Active Semantic Mapping with Mobile Manipulator in Horticultural Environments
Jose Cuaran, Kulbir Singh Ahluwalia, Kendall Koe, Naveen Kumar Uppalapati, Girish Chowdhary
TL;DR
This work tackles the challenge of building informative semantic maps in agricultural settings where occlusions and varying conditions hinder passive sensing. It presents a four-module system that combines a Semantic Extractor, a Semantic Octomap-based Mapping module, a cluster-based Viewpoint Planner, and a Planning and Control component, augmented by a novel OSAMCEP information gain metric that accounts for occlusions and multiple semantic classes. Through simulation and real-world tests, the approach achieves higher fruit surface coverage and lower multi-class entropy than baselines, while offering a 8% reduction in NBV planning time relative to frontier-based methods, at the cost of increased overall runtime due to motion planning. The work advances target-aware active semantic mapping in horticulture and points to future gains from integrating advanced reconstruction techniques to further mitigate depth and segmentation noise in dynamic environments.
Abstract
Semantic maps are fundamental for robotics tasks such as navigation and manipulation. They also enable yield prediction and phenotyping in agricultural settings. In this paper, we introduce an efficient and scalable approach for active semantic mapping in horticultural environments, employing a mobile robot manipulator equipped with an RGB-D camera. Our method leverages probabilistic semantic maps to detect semantic targets, generate candidate viewpoints, and compute corresponding information gain. We present an efficient ray-casting strategy and a novel information utility function that accounts for both semantics and occlusions.
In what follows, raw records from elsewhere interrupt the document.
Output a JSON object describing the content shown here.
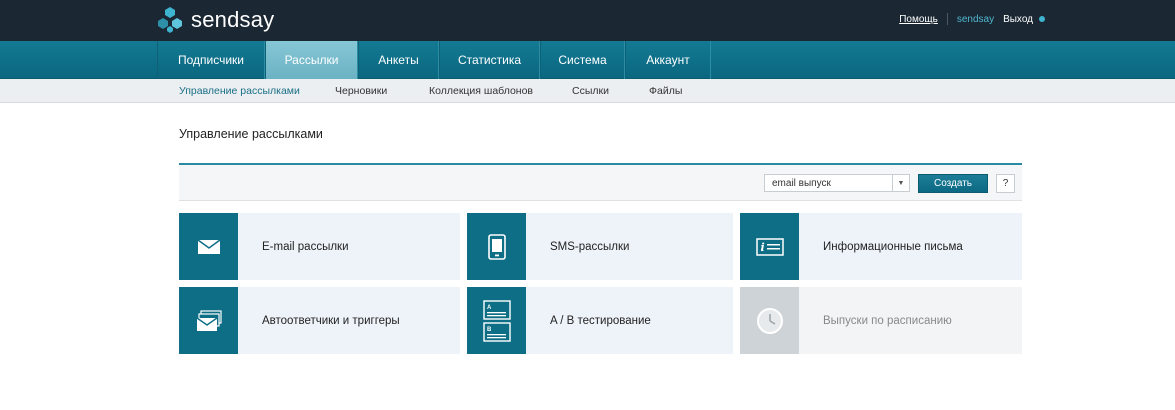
{
  "app": {
    "logo_text": "sendsay"
  },
  "header": {
    "help": "Помощь",
    "user": "sendsay",
    "logout": "Выход"
  },
  "main_nav": {
    "tabs": [
      {
        "label": "Подписчики"
      },
      {
        "label": "Рассылки",
        "active": true
      },
      {
        "label": "Анкеты"
      },
      {
        "label": "Статистика"
      },
      {
        "label": "Система"
      },
      {
        "label": "Аккаунт"
      }
    ]
  },
  "sub_nav": {
    "items": [
      {
        "label": "Управление рассылками",
        "active": true
      },
      {
        "label": "Черновики"
      },
      {
        "label": "Коллекция шаблонов"
      },
      {
        "label": "Ссылки"
      },
      {
        "label": "Файлы"
      }
    ]
  },
  "page": {
    "title": "Управление рассылками"
  },
  "toolbar": {
    "type_select_value": "email выпуск",
    "create_label": "Создать",
    "help_label": "?"
  },
  "cards": [
    {
      "label": "E-mail рассылки",
      "icon": "envelope-icon"
    },
    {
      "label": "SMS-рассылки",
      "icon": "phone-icon"
    },
    {
      "label": "Информационные письма",
      "icon": "info-letter-icon"
    },
    {
      "label": "Автоответчики и триггеры",
      "icon": "stacked-envelopes-icon"
    },
    {
      "label": "A / B тестирование",
      "icon": "ab-test-icon"
    },
    {
      "label": "Выпуски по расписанию",
      "icon": "clock-icon",
      "disabled": true
    }
  ],
  "colors": {
    "topbar": "#1b2733",
    "nav": "#0b6780",
    "nav_active": "#6bb2c4",
    "card_icon": "#0d6e86",
    "card_bg": "#eef3fa",
    "accent_link": "#4fb7cf"
  }
}
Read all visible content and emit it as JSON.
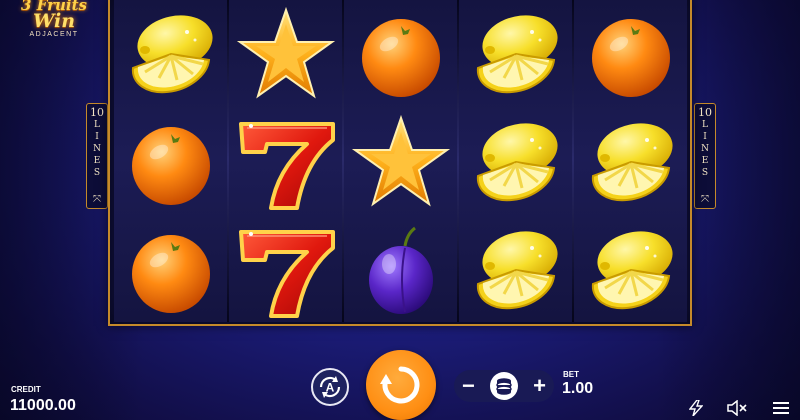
{
  "logo": {
    "line1": "3 Fruits",
    "line2": "Win",
    "line3": "ADJACENT"
  },
  "lines_badge": {
    "number": "10",
    "word": "LINES"
  },
  "reels": [
    [
      "lemon",
      "orange",
      "orange"
    ],
    [
      "star",
      "seven",
      "seven"
    ],
    [
      "orange",
      "star",
      "plum"
    ],
    [
      "lemon",
      "lemon",
      "lemon"
    ],
    [
      "orange",
      "lemon",
      "lemon"
    ]
  ],
  "footer": {
    "credit_label": "CREDIT",
    "credit_value": "11000.00",
    "bet_label": "BET",
    "bet_value": "1.00",
    "minus": "−",
    "plus": "+"
  },
  "icons": {
    "autoplay": "autoplay-icon",
    "spin": "spin-icon",
    "coin": "coins-icon",
    "turbo": "lightning-icon",
    "sound": "sound-muted-icon",
    "menu": "menu-icon"
  },
  "colors": {
    "accent": "#ff8f14",
    "frame": "#c58a2a",
    "background": "#1b1c78"
  }
}
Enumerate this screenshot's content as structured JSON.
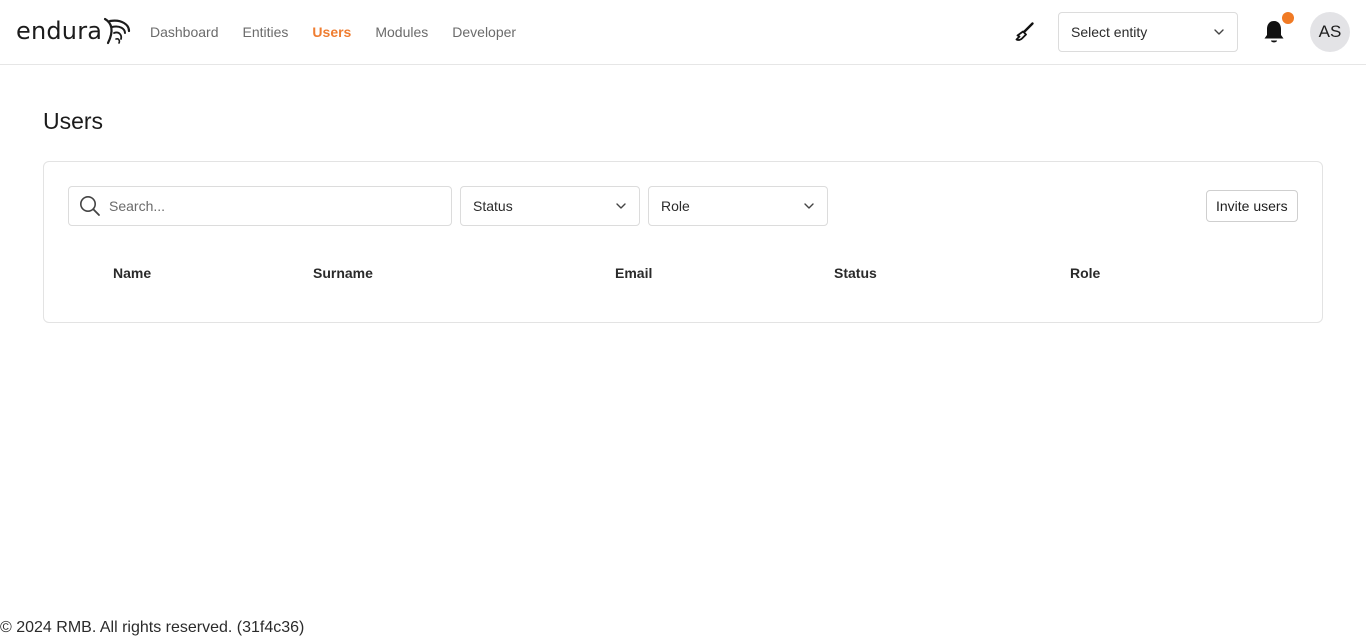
{
  "brand": {
    "name": "endura"
  },
  "nav": {
    "items": [
      {
        "label": "Dashboard",
        "active": false
      },
      {
        "label": "Entities",
        "active": false
      },
      {
        "label": "Users",
        "active": true
      },
      {
        "label": "Modules",
        "active": false
      },
      {
        "label": "Developer",
        "active": false
      }
    ]
  },
  "header": {
    "entity_select": {
      "value": "Select entity"
    },
    "avatar_initials": "AS",
    "notification_dot_color": "#f07a24"
  },
  "page": {
    "title": "Users"
  },
  "filters": {
    "search_placeholder": "Search...",
    "status_label": "Status",
    "role_label": "Role",
    "invite_label": "Invite users"
  },
  "table": {
    "columns": [
      "Name",
      "Surname",
      "Email",
      "Status",
      "Role"
    ],
    "rows": []
  },
  "footer": {
    "text": "© 2024 RMB. All rights reserved. (31f4c36)"
  },
  "colors": {
    "accent": "#ef7d31"
  }
}
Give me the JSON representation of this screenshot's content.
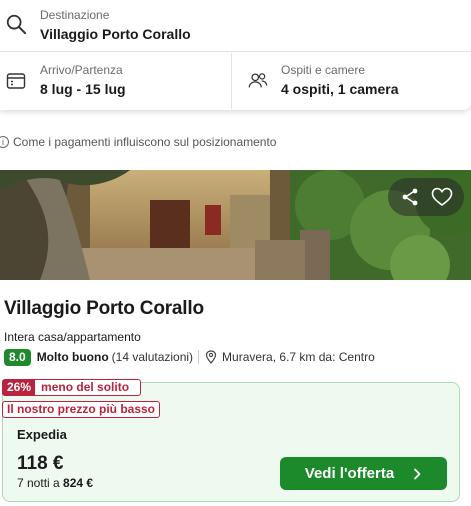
{
  "search": {
    "destination_label": "Destinazione",
    "destination_value": "Villaggio Porto Corallo",
    "dates_label": "Arrivo/Partenza",
    "dates_value": "8 lug - 15 lug",
    "guests_label": "Ospiti e camere",
    "guests_value": "4 ospiti, 1 camera"
  },
  "notice": {
    "text": "Come i pagamenti influiscono sul posizionamento",
    "icon": "info-icon"
  },
  "image": {
    "share_icon": "share-icon",
    "favorite_icon": "heart-icon"
  },
  "hotel": {
    "name": "Villaggio Porto Corallo",
    "type": "Intera casa/appartamento",
    "rating_score": "8.0",
    "rating_label": "Molto buono",
    "rating_count": "(14 valutazioni)",
    "location": "Muravera, 6.7 km da: Centro"
  },
  "deal": {
    "discount_pct": "26%",
    "discount_text": "meno del solito",
    "best_price_text": "Il nostro prezzo più basso",
    "provider": "Expedia",
    "price": "118 €",
    "nights_prefix": "7 notti a",
    "total": "824 €",
    "cta_label": "Vedi l'offerta"
  },
  "colors": {
    "accent_green": "#1c8a2a",
    "score_green": "#1f8a2c",
    "deal_red": "#b9233d",
    "deal_bg": "#eef9ef"
  }
}
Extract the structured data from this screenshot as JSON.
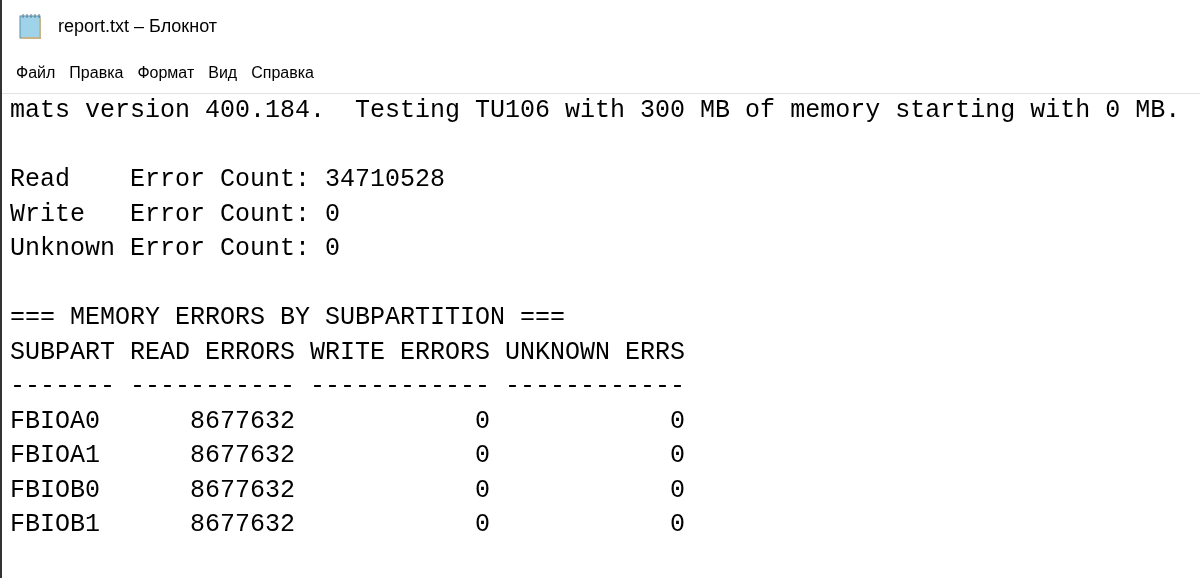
{
  "window": {
    "title": "report.txt – Блокнот"
  },
  "menu": [
    "Файл",
    "Правка",
    "Формат",
    "Вид",
    "Справка"
  ],
  "document": {
    "paragraphs": [
      [
        "mats version 400.184.  Testing TU106 with 300 MB of memory starting with 0 MB."
      ],
      [
        "Read    Error Count: 34710528",
        "Write   Error Count: 0",
        "Unknown Error Count: 0"
      ],
      [
        "=== MEMORY ERRORS BY SUBPARTITION ===",
        "SUBPART READ ERRORS WRITE ERRORS UNKNOWN ERRS",
        "------- ----------- ------------ ------------",
        "FBIOA0      8677632            0            0",
        "FBIOA1      8677632            0            0",
        "FBIOB0      8677632            0            0",
        "FBIOB1      8677632            0            0"
      ]
    ]
  }
}
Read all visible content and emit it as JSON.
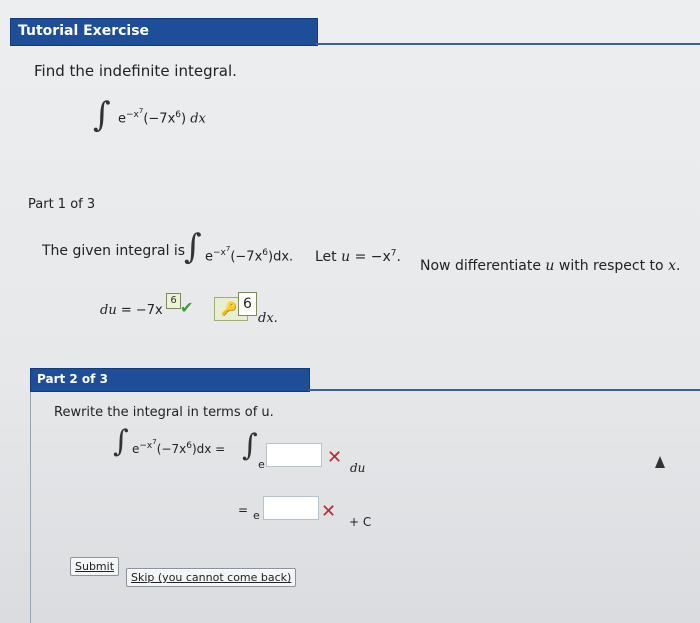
{
  "header": {
    "title": "Tutorial Exercise"
  },
  "prompt": "Find the indefinite integral.",
  "integral": {
    "integrand_base": "e",
    "exponent": "−x",
    "exponent_power": "7",
    "factor": "(−7x",
    "factor_power": "6",
    "factor_close": ")",
    "dx": "dx"
  },
  "part1": {
    "label": "Part 1 of 3",
    "sentence_start": "The given integral is",
    "integral_text_dx": ")dx.",
    "let_text": "Let",
    "u": "u",
    "equals_minus_x": "= −x",
    "power7": "7",
    "period": ".",
    "now_text": "Now differentiate",
    "respect_text": "with respect to",
    "x": "x",
    "du_eq": "du",
    "eq_minus": "= −7x",
    "answer_exp": "6",
    "answer_box": "6",
    "dx_word": "dx."
  },
  "part2": {
    "label": "Part 2 of 3",
    "instruction": "Rewrite the integral in terms of u.",
    "lhs_close": ")dx =",
    "e": "e",
    "du": "du",
    "eq": "=",
    "plus_c": "+ C"
  },
  "buttons": {
    "submit": "Submit",
    "skip": "Skip (you cannot come back)"
  },
  "colors": {
    "header_bg": "#1f4e98",
    "check": "#3b9c3a",
    "x_mark": "#c0282a"
  }
}
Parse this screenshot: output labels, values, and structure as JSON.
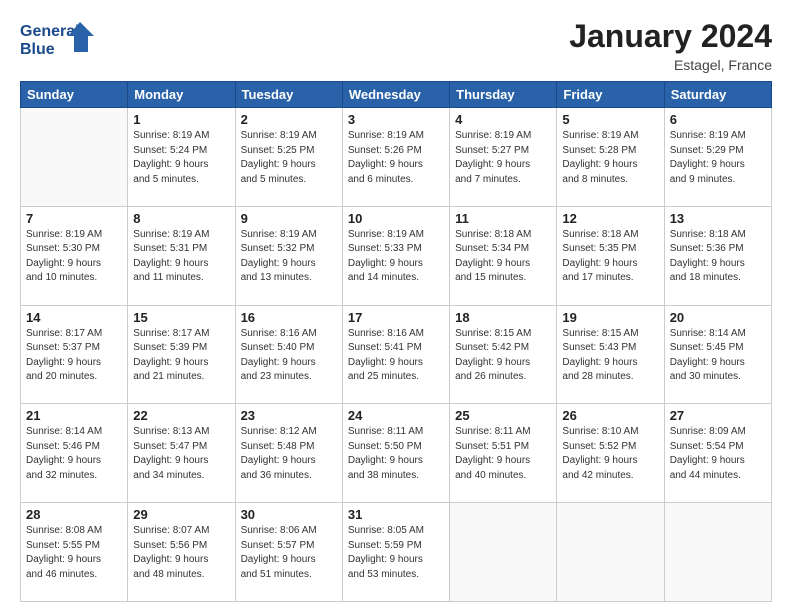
{
  "header": {
    "logo_line1": "General",
    "logo_line2": "Blue",
    "month": "January 2024",
    "location": "Estagel, France"
  },
  "weekdays": [
    "Sunday",
    "Monday",
    "Tuesday",
    "Wednesday",
    "Thursday",
    "Friday",
    "Saturday"
  ],
  "weeks": [
    [
      {
        "day": "",
        "info": ""
      },
      {
        "day": "1",
        "info": "Sunrise: 8:19 AM\nSunset: 5:24 PM\nDaylight: 9 hours\nand 5 minutes."
      },
      {
        "day": "2",
        "info": "Sunrise: 8:19 AM\nSunset: 5:25 PM\nDaylight: 9 hours\nand 5 minutes."
      },
      {
        "day": "3",
        "info": "Sunrise: 8:19 AM\nSunset: 5:26 PM\nDaylight: 9 hours\nand 6 minutes."
      },
      {
        "day": "4",
        "info": "Sunrise: 8:19 AM\nSunset: 5:27 PM\nDaylight: 9 hours\nand 7 minutes."
      },
      {
        "day": "5",
        "info": "Sunrise: 8:19 AM\nSunset: 5:28 PM\nDaylight: 9 hours\nand 8 minutes."
      },
      {
        "day": "6",
        "info": "Sunrise: 8:19 AM\nSunset: 5:29 PM\nDaylight: 9 hours\nand 9 minutes."
      }
    ],
    [
      {
        "day": "7",
        "info": "Sunrise: 8:19 AM\nSunset: 5:30 PM\nDaylight: 9 hours\nand 10 minutes."
      },
      {
        "day": "8",
        "info": "Sunrise: 8:19 AM\nSunset: 5:31 PM\nDaylight: 9 hours\nand 11 minutes."
      },
      {
        "day": "9",
        "info": "Sunrise: 8:19 AM\nSunset: 5:32 PM\nDaylight: 9 hours\nand 13 minutes."
      },
      {
        "day": "10",
        "info": "Sunrise: 8:19 AM\nSunset: 5:33 PM\nDaylight: 9 hours\nand 14 minutes."
      },
      {
        "day": "11",
        "info": "Sunrise: 8:18 AM\nSunset: 5:34 PM\nDaylight: 9 hours\nand 15 minutes."
      },
      {
        "day": "12",
        "info": "Sunrise: 8:18 AM\nSunset: 5:35 PM\nDaylight: 9 hours\nand 17 minutes."
      },
      {
        "day": "13",
        "info": "Sunrise: 8:18 AM\nSunset: 5:36 PM\nDaylight: 9 hours\nand 18 minutes."
      }
    ],
    [
      {
        "day": "14",
        "info": "Sunrise: 8:17 AM\nSunset: 5:37 PM\nDaylight: 9 hours\nand 20 minutes."
      },
      {
        "day": "15",
        "info": "Sunrise: 8:17 AM\nSunset: 5:39 PM\nDaylight: 9 hours\nand 21 minutes."
      },
      {
        "day": "16",
        "info": "Sunrise: 8:16 AM\nSunset: 5:40 PM\nDaylight: 9 hours\nand 23 minutes."
      },
      {
        "day": "17",
        "info": "Sunrise: 8:16 AM\nSunset: 5:41 PM\nDaylight: 9 hours\nand 25 minutes."
      },
      {
        "day": "18",
        "info": "Sunrise: 8:15 AM\nSunset: 5:42 PM\nDaylight: 9 hours\nand 26 minutes."
      },
      {
        "day": "19",
        "info": "Sunrise: 8:15 AM\nSunset: 5:43 PM\nDaylight: 9 hours\nand 28 minutes."
      },
      {
        "day": "20",
        "info": "Sunrise: 8:14 AM\nSunset: 5:45 PM\nDaylight: 9 hours\nand 30 minutes."
      }
    ],
    [
      {
        "day": "21",
        "info": "Sunrise: 8:14 AM\nSunset: 5:46 PM\nDaylight: 9 hours\nand 32 minutes."
      },
      {
        "day": "22",
        "info": "Sunrise: 8:13 AM\nSunset: 5:47 PM\nDaylight: 9 hours\nand 34 minutes."
      },
      {
        "day": "23",
        "info": "Sunrise: 8:12 AM\nSunset: 5:48 PM\nDaylight: 9 hours\nand 36 minutes."
      },
      {
        "day": "24",
        "info": "Sunrise: 8:11 AM\nSunset: 5:50 PM\nDaylight: 9 hours\nand 38 minutes."
      },
      {
        "day": "25",
        "info": "Sunrise: 8:11 AM\nSunset: 5:51 PM\nDaylight: 9 hours\nand 40 minutes."
      },
      {
        "day": "26",
        "info": "Sunrise: 8:10 AM\nSunset: 5:52 PM\nDaylight: 9 hours\nand 42 minutes."
      },
      {
        "day": "27",
        "info": "Sunrise: 8:09 AM\nSunset: 5:54 PM\nDaylight: 9 hours\nand 44 minutes."
      }
    ],
    [
      {
        "day": "28",
        "info": "Sunrise: 8:08 AM\nSunset: 5:55 PM\nDaylight: 9 hours\nand 46 minutes."
      },
      {
        "day": "29",
        "info": "Sunrise: 8:07 AM\nSunset: 5:56 PM\nDaylight: 9 hours\nand 48 minutes."
      },
      {
        "day": "30",
        "info": "Sunrise: 8:06 AM\nSunset: 5:57 PM\nDaylight: 9 hours\nand 51 minutes."
      },
      {
        "day": "31",
        "info": "Sunrise: 8:05 AM\nSunset: 5:59 PM\nDaylight: 9 hours\nand 53 minutes."
      },
      {
        "day": "",
        "info": ""
      },
      {
        "day": "",
        "info": ""
      },
      {
        "day": "",
        "info": ""
      }
    ]
  ]
}
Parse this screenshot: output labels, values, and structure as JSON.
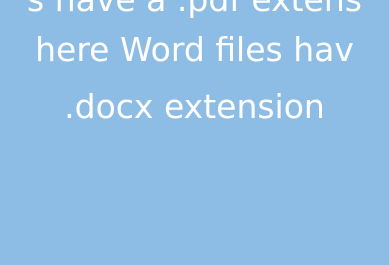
{
  "caption": {
    "line_1": "s have a .pdf extens",
    "line_2": "here Word files hav",
    "line_3": ".docx extension"
  },
  "colors": {
    "background": "#8dbde4",
    "text": "#ffffff"
  }
}
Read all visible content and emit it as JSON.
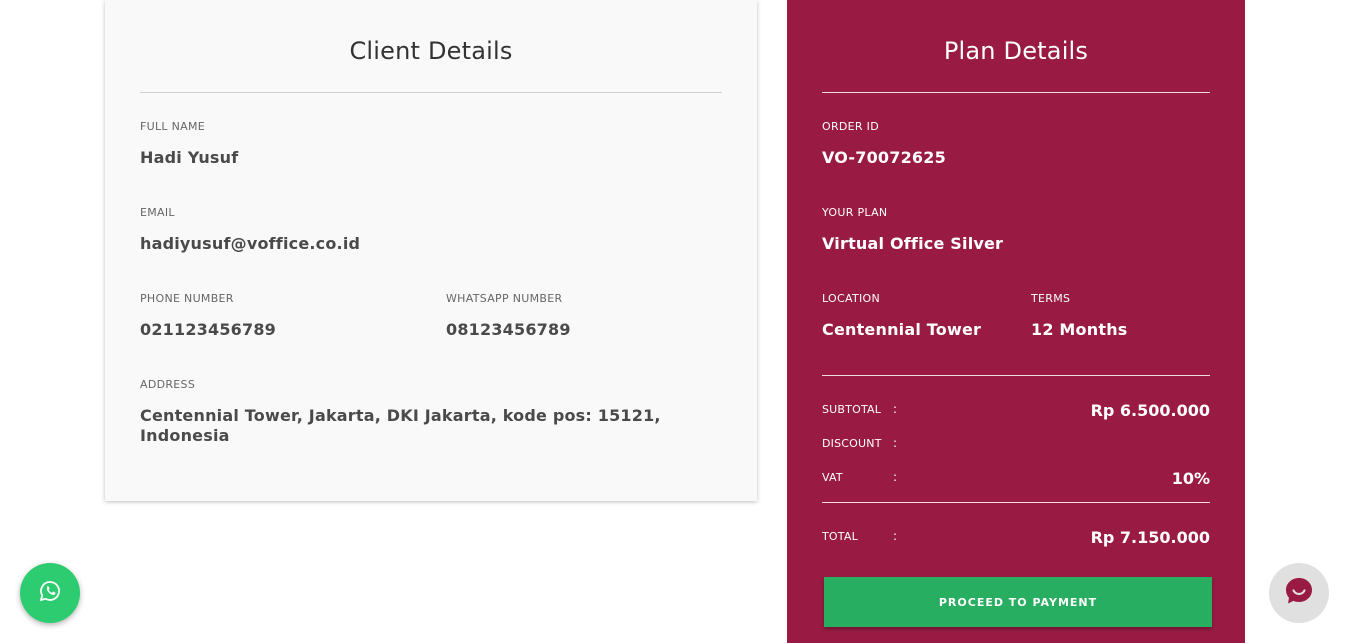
{
  "client": {
    "title": "Client Details",
    "full_name_label": "FULL NAME",
    "full_name": "Hadi Yusuf",
    "email_label": "EMAIL",
    "email": "hadiyusuf@voffice.co.id",
    "phone_label": "PHONE NUMBER",
    "phone": "021123456789",
    "whatsapp_label": "WHATSAPP NUMBER",
    "whatsapp": "08123456789",
    "address_label": "ADDRESS",
    "address_line1": "Centennial Tower, Jakarta, DKI Jakarta, kode pos: 15121,",
    "address_line2": "Indonesia"
  },
  "plan": {
    "title": "Plan Details",
    "order_id_label": "ORDER ID",
    "order_id": "VO-70072625",
    "plan_label": "YOUR PLAN",
    "plan": "Virtual Office Silver",
    "location_label": "LOCATION",
    "location": "Centennial Tower",
    "terms_label": "TERMS",
    "terms": "12 Months",
    "summary": {
      "subtotal_label": "SUBTOTAL",
      "subtotal": "Rp 6.500.000",
      "discount_label": "DISCOUNT",
      "discount": "",
      "vat_label": "VAT",
      "vat": "10%",
      "total_label": "TOTAL",
      "total": "Rp 7.150.000",
      "colon": ":"
    },
    "pay_button": "PROCEED TO PAYMENT"
  },
  "colors": {
    "plan_bg": "#991b43",
    "pay_button": "#27ae60",
    "whatsapp": "#2ecc71",
    "chat_icon": "#991b43"
  },
  "icons": {
    "whatsapp_fab": "whatsapp-icon",
    "chat_fab": "chat-icon"
  }
}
The proposed approach reduces total runtime by 8% compared to previous baselines. Furthermore, our information metric surpasses other metrics in reducing multi-class entropy and improving surface coverage, particularly in the presence of segmentation noise. Real-world experiments validate our method's effectiveness but also reveal challenges such as depth sensor noise and varying environmental conditions, requiring further research.